Typically, slums are found on land that is less suitable for building than where the planned city goes. Favelas in South America are often found on steep slopes. Dharavi is built on marshlands. The word ´slum´ actually has its origin in the problematic location of housing. According to The Making of the English Landscape (Hoskins 1977) the etymology of the word ‘slum’ goes back to the 1820s and refers to the geology of the land on which the upcoming large scale industries in England were built. Since steam-power was not yet available for trains in the early Industrial Revolution, most of raw materials and finished products were transported by canal-barges. Industries therefore were located near canals, often on grounds that lacked sufficient drainage. In those days, the local term for these marshy lands was 'slump,' meaning wet mire. The same word also occurs in Saxon and Scandinavian languages. Most of the accommodation for the working class developed near the factories and consequently the ´slums´ were the housing that often suffered from drainage problems.

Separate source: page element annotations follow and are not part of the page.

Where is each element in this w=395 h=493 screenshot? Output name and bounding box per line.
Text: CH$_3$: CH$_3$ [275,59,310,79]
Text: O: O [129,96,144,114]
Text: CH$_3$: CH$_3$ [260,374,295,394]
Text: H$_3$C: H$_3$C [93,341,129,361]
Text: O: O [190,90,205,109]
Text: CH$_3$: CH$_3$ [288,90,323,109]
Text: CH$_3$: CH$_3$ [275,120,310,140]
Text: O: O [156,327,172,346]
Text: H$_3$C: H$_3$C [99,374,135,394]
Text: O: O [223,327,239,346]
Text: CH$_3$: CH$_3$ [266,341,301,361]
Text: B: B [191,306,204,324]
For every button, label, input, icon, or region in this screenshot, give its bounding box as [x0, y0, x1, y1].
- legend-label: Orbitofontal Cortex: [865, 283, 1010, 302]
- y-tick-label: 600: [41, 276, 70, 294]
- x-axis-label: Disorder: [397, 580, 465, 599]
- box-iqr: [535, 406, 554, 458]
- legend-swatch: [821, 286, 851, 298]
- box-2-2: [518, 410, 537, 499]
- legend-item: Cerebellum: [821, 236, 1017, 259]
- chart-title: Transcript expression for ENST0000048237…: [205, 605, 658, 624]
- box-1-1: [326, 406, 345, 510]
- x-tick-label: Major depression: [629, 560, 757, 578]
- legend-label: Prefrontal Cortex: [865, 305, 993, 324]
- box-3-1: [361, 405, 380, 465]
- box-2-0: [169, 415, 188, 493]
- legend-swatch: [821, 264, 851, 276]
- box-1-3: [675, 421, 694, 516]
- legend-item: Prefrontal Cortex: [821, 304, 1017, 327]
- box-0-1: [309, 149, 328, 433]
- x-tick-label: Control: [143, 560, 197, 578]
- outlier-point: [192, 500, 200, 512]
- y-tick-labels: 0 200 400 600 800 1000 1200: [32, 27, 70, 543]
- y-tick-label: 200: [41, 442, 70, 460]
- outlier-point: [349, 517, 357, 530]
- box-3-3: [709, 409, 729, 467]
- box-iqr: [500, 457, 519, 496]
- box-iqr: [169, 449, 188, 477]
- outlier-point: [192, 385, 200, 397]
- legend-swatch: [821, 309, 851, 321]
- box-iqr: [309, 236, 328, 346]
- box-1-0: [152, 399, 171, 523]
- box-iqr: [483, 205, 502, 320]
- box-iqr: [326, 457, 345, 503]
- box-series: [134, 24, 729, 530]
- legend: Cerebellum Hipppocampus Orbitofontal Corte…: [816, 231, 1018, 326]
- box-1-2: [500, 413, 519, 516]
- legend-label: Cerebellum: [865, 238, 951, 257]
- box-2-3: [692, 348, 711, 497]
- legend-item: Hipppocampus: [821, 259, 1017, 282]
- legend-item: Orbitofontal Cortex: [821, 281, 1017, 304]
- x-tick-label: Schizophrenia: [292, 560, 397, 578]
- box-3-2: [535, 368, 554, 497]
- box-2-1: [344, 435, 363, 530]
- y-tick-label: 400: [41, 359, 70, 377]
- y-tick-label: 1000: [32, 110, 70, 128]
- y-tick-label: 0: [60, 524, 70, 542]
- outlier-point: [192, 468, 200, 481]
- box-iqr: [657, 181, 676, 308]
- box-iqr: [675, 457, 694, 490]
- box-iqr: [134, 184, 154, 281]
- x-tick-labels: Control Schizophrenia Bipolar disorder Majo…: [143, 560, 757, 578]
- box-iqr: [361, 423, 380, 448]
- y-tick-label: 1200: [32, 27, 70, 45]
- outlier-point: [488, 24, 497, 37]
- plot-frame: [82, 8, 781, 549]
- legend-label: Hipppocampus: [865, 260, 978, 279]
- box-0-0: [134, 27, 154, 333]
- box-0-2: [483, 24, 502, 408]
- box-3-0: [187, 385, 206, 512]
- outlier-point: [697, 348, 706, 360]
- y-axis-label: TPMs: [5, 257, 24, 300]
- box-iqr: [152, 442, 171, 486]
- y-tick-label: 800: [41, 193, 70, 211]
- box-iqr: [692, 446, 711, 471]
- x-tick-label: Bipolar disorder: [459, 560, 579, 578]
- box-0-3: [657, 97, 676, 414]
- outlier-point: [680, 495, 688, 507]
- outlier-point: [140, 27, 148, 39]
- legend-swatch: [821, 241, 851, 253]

Nowadays the word slum raises debate as it is often used to express a negative sentiment about areas and to derogate the people who live there. At the same time, slum dwellers don't mind so much or even take pride in using the word. Certain academics claim it is politically correct to avoid the s-word and stick to 'informal settlement' whereas the UN and many other organizations keep it simple; they call the spade a spade and thus call the slum a slum. Since this blog promotes an open attitude towards slums, we deliberately use the word slum in order to counterbalance the negative connotation.
Hoskins, William George. 1977. The Making of the English Landscape. Repr. London: Hodder and Stoughton.